First-century Judaism had a high regard for the angels. Most of the time, this regard did not lead to unorthodox theology. In the main, the Jews understood that God is higher than the angels. At times, however, people forgot the angels’ proper place. For example, the Colossian heresy, which was strongly influenced by Jewish thought, taught the “worship of angels” (Col. 2:18). Mainstream Judaism of the era certainly did not countenance such a view, but the practice of angel worship in a Jewish-influenced heresy does help us see that the angels were highly regarded by the Jews.
Thus, a first-century writer who wanted to stress Jesus as the fulfillment of the old covenant and better than what Judaism had to offer would naturally want to emphasize that Jesus is better than the angels. And so, the author of Hebrews has done so, proclaiming the unique Sonship and the deity of Jesus (Heb. 1:1–12). In Hebrews 1:13–14, the author presents yet more biblical evidence for the superiority of Jesus to the angels.
Hebrews 1:13 cites Psalm 110, which is the single Old Testament text quoted more often in the New Testament than any other. Specifically, the author quotes Psalm 110:1, explaining that Jesus is the Lord whom God has set at His right hand. Without a doubt, given all that Hebrews 1:1–12 says about Jesus, the author of Hebrews shares Jesus’ understanding that Psalm 110 reveals that the Messiah is God incarnate and therefore greater than King David, the greatest king of ancient Israel (see Mark 12:35–37). In biblical imagery, the One who sits at God’s right hand shares in God’s authority over creation, so the author of Hebrews wants us to understand that Jesus, not the angels, is sovereign over heaven and earth. Therefore, Jesus is superior to the angels, and it makes no sense to go back to Judaism and its emphasis on the angels.
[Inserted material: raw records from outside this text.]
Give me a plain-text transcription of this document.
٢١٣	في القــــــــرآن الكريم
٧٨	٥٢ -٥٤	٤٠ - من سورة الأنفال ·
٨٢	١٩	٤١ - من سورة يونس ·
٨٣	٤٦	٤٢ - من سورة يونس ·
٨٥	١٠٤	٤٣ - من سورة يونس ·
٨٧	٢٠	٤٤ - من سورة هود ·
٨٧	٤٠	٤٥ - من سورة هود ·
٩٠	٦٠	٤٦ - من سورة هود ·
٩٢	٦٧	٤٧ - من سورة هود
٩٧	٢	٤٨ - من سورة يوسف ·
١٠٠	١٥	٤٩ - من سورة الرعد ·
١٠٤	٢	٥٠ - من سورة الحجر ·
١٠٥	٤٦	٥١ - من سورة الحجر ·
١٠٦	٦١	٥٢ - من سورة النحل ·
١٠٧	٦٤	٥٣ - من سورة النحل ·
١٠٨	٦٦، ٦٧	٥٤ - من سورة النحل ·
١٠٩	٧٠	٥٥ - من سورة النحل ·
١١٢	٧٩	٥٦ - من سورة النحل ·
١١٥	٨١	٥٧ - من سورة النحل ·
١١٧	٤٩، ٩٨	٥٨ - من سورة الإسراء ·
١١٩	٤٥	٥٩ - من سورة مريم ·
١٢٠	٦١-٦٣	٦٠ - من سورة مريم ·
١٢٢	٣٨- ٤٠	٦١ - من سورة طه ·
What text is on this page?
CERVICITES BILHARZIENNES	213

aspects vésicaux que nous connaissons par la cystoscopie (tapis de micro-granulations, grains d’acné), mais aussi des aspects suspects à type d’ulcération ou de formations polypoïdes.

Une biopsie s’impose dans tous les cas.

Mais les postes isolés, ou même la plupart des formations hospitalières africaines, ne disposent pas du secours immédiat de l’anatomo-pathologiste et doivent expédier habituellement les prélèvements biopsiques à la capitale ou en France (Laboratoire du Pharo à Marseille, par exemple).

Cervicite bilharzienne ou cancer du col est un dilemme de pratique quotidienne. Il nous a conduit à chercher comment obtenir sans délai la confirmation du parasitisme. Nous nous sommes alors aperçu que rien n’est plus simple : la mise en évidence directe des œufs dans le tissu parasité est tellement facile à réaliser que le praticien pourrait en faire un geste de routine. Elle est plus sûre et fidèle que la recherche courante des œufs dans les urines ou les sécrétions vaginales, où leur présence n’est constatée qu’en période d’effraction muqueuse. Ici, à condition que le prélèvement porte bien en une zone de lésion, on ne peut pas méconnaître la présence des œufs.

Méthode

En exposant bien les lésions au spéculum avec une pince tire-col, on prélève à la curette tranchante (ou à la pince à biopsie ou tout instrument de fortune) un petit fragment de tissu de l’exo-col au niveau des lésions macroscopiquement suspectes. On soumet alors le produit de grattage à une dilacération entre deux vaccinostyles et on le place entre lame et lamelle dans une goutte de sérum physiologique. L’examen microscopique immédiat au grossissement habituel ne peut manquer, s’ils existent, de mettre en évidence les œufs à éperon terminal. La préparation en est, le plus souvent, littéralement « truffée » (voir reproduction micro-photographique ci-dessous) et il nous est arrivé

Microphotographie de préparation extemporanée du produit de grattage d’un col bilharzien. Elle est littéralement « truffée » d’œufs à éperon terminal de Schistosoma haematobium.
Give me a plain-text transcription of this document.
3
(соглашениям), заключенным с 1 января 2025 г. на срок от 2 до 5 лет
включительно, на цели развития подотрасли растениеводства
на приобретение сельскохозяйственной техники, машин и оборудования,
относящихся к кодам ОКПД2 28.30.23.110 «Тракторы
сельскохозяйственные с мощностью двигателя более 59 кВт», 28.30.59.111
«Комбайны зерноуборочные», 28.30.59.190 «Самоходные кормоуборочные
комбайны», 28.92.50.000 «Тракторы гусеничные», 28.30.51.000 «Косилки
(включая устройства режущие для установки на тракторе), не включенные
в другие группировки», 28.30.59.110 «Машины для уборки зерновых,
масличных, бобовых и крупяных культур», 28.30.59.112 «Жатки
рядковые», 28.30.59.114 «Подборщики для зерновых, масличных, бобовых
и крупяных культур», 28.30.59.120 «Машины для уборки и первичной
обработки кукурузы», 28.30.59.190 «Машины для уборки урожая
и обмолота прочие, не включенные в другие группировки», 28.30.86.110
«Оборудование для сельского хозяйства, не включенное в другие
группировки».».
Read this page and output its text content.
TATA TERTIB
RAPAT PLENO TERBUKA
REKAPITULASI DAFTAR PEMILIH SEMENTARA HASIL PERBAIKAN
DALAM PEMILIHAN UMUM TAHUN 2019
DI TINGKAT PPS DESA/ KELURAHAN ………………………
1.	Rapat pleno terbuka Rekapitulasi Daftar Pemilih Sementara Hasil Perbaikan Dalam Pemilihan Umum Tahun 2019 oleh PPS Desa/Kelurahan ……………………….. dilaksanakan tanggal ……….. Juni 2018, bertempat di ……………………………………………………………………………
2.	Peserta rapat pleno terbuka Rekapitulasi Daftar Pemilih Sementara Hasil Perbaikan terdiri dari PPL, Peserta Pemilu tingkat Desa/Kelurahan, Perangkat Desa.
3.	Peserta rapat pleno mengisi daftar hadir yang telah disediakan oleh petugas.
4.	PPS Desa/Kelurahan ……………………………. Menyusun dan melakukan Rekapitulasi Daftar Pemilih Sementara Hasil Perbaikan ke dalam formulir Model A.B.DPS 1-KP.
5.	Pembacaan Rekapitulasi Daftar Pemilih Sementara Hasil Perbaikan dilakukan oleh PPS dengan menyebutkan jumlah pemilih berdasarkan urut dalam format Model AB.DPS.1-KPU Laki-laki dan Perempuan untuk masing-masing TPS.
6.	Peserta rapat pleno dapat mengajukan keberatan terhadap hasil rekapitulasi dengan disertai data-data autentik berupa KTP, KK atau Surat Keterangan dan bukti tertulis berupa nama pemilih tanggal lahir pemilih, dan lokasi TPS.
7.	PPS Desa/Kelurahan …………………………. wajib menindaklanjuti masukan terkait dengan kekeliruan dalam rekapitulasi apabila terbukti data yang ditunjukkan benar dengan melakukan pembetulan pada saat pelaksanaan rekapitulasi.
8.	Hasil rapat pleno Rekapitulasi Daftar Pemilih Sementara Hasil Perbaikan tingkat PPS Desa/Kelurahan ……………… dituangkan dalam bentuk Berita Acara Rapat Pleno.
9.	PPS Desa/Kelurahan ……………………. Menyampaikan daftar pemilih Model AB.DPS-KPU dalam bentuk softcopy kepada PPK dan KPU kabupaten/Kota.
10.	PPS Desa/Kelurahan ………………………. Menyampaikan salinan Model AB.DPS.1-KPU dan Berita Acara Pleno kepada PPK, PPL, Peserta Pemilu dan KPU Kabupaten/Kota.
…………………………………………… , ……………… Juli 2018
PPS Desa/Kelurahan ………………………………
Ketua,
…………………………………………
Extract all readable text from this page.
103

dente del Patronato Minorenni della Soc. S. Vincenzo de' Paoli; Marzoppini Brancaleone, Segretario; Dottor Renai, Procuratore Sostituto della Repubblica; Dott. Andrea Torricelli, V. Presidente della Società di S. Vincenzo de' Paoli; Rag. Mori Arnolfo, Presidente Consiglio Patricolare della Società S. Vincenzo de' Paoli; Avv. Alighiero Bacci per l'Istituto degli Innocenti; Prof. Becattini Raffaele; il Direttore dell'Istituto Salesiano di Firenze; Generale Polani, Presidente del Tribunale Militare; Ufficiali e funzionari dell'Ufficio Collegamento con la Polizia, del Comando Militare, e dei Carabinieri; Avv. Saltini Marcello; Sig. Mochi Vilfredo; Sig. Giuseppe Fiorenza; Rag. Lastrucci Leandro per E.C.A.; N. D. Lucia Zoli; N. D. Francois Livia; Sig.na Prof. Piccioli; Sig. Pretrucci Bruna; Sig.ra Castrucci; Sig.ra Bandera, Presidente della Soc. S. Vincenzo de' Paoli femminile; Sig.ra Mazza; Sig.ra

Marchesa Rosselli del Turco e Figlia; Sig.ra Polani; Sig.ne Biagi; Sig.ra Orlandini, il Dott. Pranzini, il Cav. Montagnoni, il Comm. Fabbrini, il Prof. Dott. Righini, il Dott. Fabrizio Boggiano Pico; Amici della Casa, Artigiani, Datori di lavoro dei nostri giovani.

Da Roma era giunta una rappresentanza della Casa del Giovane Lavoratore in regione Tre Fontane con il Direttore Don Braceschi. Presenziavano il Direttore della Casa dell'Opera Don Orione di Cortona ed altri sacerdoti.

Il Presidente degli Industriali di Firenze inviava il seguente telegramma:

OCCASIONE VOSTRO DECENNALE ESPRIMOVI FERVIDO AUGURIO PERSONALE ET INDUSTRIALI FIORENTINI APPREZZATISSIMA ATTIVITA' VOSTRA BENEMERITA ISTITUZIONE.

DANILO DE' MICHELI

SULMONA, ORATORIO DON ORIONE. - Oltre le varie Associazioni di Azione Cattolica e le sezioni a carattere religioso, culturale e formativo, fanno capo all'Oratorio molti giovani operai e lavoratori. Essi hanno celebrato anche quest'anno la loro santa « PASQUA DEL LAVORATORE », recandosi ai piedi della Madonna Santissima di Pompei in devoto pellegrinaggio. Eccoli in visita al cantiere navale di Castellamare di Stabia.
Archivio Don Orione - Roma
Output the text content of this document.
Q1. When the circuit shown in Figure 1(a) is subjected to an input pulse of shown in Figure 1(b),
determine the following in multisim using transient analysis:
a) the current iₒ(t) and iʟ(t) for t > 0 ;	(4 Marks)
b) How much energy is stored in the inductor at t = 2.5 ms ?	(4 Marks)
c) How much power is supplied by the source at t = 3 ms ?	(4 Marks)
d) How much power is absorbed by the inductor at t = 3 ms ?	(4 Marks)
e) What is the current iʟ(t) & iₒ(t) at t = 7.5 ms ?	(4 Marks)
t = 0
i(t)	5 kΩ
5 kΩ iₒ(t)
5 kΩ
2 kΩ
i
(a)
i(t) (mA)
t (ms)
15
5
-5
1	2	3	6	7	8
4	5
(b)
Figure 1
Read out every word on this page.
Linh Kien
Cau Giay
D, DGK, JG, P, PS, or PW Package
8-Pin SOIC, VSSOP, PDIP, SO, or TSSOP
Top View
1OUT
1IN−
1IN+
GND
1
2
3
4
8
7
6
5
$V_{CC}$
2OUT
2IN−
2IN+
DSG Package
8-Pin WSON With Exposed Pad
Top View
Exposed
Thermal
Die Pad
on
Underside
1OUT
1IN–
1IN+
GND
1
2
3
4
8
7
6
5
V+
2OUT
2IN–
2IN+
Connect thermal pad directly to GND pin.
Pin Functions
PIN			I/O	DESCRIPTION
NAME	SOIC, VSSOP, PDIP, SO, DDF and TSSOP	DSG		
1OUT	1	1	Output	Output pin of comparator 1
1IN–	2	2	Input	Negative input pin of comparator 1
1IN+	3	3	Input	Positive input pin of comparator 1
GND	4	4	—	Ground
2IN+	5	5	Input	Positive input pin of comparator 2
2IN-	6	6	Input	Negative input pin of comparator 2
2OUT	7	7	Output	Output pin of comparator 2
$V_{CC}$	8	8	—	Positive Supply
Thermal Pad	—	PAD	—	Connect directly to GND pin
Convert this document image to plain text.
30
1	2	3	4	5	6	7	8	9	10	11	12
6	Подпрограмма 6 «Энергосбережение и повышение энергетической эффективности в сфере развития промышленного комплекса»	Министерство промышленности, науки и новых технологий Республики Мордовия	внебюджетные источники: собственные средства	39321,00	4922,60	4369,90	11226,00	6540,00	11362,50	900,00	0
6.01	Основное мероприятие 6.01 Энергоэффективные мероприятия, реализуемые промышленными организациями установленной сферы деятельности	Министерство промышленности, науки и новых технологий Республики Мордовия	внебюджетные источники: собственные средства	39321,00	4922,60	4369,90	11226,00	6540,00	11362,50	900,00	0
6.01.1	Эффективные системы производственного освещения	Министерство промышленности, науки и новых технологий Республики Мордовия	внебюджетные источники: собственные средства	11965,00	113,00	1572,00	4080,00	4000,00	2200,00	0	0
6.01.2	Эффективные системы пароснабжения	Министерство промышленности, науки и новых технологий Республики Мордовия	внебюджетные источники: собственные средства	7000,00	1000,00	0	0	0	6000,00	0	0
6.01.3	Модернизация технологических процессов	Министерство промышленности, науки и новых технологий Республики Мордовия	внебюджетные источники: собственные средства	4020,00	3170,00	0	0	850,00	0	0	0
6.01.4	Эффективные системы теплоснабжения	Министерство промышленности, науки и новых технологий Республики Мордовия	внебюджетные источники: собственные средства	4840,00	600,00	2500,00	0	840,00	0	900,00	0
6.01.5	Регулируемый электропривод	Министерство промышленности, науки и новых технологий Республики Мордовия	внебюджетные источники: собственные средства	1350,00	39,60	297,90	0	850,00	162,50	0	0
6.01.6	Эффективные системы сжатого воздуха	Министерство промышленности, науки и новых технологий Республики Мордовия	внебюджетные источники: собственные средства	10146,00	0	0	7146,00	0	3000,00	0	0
The author of Hebrews adds that angels are ministering spirits who serve us for the sake of our salvation (Heb. 1:14). This further underscores the inferiority of the angels to Jesus, for it makes believers, in a sense, superior to the angels. They serve us; we do not serve them. But Hebrews 1:14 also reveals that God loves His people so much that He has tasked an entire group of supernatural beings with caring for our needs. We sinners, saved by grace alone, do not deserve such a gift, but the Lord’s goodness and mercy is so abundant that He gives the angels to us anyway.